EVwire brief: Waymo activated fully driverless rides in Las Vegas today, with Denver, San Diego, and Tampa set to follow in the coming weeks. Rides will start with Alphabet employees before opening to the public.
Waymo already runs driverless cars in more than 10 cities, and as of May, its domestic fleet included about 4,000 robotaxis running 5th and 6th-generation self-driving systems, as per U.S. safety filings.

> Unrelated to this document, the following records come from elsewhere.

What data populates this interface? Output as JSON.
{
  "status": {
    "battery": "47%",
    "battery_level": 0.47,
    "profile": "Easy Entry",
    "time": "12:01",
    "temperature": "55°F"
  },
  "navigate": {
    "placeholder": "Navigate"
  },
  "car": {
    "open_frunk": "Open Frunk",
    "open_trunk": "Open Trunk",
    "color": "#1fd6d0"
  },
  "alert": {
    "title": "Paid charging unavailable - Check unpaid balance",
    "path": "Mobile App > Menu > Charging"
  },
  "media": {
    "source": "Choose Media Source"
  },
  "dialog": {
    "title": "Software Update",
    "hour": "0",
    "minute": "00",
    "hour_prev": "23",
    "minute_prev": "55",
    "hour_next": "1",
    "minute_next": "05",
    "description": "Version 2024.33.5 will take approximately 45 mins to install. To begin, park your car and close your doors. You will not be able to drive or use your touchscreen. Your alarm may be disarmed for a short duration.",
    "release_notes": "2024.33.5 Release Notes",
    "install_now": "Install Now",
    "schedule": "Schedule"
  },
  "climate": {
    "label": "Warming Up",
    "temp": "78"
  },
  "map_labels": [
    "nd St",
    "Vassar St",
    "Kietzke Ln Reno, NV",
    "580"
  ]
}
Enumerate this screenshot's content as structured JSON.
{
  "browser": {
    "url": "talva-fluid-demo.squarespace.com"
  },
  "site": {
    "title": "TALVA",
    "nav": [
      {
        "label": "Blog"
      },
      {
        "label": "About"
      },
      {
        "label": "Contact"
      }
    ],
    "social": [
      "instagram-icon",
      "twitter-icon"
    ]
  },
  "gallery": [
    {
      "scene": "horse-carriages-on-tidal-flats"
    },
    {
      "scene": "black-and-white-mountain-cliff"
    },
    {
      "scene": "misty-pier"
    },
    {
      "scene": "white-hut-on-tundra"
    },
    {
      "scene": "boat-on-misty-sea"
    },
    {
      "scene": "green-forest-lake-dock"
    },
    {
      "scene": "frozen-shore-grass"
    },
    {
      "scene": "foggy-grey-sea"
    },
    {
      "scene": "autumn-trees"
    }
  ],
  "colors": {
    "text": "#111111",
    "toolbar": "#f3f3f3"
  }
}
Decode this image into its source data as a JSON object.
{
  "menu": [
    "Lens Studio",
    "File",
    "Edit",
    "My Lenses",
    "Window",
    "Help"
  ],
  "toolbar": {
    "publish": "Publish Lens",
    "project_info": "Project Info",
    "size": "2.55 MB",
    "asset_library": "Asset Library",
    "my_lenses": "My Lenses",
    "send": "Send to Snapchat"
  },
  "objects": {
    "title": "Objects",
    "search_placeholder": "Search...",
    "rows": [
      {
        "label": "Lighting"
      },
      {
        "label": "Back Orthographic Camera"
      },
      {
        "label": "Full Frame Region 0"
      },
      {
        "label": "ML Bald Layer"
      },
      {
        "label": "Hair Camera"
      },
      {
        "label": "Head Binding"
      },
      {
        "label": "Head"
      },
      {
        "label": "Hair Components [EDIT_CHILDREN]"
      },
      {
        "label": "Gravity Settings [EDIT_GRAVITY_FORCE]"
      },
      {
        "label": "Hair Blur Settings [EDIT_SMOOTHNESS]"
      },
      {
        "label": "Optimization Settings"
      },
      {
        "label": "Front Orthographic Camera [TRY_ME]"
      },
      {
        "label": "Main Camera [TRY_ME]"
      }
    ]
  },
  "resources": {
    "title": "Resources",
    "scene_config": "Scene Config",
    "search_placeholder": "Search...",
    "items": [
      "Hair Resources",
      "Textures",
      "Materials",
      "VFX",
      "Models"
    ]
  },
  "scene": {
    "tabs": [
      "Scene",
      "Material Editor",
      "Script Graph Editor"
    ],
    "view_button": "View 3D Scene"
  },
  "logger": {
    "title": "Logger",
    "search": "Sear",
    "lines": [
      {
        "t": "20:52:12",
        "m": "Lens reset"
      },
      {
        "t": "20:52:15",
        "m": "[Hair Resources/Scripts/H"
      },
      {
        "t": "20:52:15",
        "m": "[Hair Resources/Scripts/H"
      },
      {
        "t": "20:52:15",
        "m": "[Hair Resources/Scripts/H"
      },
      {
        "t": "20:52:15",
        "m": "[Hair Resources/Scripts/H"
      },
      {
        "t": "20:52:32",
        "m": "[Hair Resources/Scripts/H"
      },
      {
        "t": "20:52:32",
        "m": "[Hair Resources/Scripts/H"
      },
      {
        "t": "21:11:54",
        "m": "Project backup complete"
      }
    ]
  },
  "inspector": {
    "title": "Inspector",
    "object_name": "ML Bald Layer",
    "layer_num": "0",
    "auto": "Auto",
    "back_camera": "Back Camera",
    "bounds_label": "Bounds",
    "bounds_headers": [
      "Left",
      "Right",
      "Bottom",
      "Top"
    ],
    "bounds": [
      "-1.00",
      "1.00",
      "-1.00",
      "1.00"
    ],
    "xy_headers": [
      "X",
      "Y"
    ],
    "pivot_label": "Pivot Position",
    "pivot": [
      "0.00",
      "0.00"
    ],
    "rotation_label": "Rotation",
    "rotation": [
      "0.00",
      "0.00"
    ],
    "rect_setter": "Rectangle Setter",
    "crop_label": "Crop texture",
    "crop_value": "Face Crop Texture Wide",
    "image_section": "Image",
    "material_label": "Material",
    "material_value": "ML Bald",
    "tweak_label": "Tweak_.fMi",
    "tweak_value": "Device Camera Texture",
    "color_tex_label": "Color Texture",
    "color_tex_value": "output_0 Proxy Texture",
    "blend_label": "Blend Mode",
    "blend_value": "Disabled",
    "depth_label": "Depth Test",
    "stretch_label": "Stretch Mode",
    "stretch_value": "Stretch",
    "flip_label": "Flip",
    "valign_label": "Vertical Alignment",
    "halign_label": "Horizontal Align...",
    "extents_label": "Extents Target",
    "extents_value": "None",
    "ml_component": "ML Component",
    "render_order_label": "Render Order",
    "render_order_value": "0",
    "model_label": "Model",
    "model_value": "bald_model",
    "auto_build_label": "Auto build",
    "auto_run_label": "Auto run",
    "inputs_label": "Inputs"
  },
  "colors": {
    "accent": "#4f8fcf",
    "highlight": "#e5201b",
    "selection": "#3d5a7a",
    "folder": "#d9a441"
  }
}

Waymo announced the expansion on X:
Waymo first laid out plans for this four-city expansion back in December. Landing it now puts more distance between Waymo and its rivals. Zoox is preparing to open robotaxi rides to the public in Austin and Miami later this year, and Tesla is pushing beyond Austin into other parts of Texas and into Miami.
Context:
The expansion comes as Waymo works through some rough patches. Some of its cars have driven into flooded roadways during extreme weather, and over the Fourth of July, a batch of vehicles in San Francisco got stuck in traffic so long their batteries died, and one was caught driving into fireworks.

Waymo’s fleet on its four new markets is completely driverless.
Waymo raised $16 billion from Alphabet and other backers in February and has now logged more than 20 million autonomous rides, with a goal of 1 million weekly trips by year's end. London is next on the list, with the country expected to become its first international market later this year.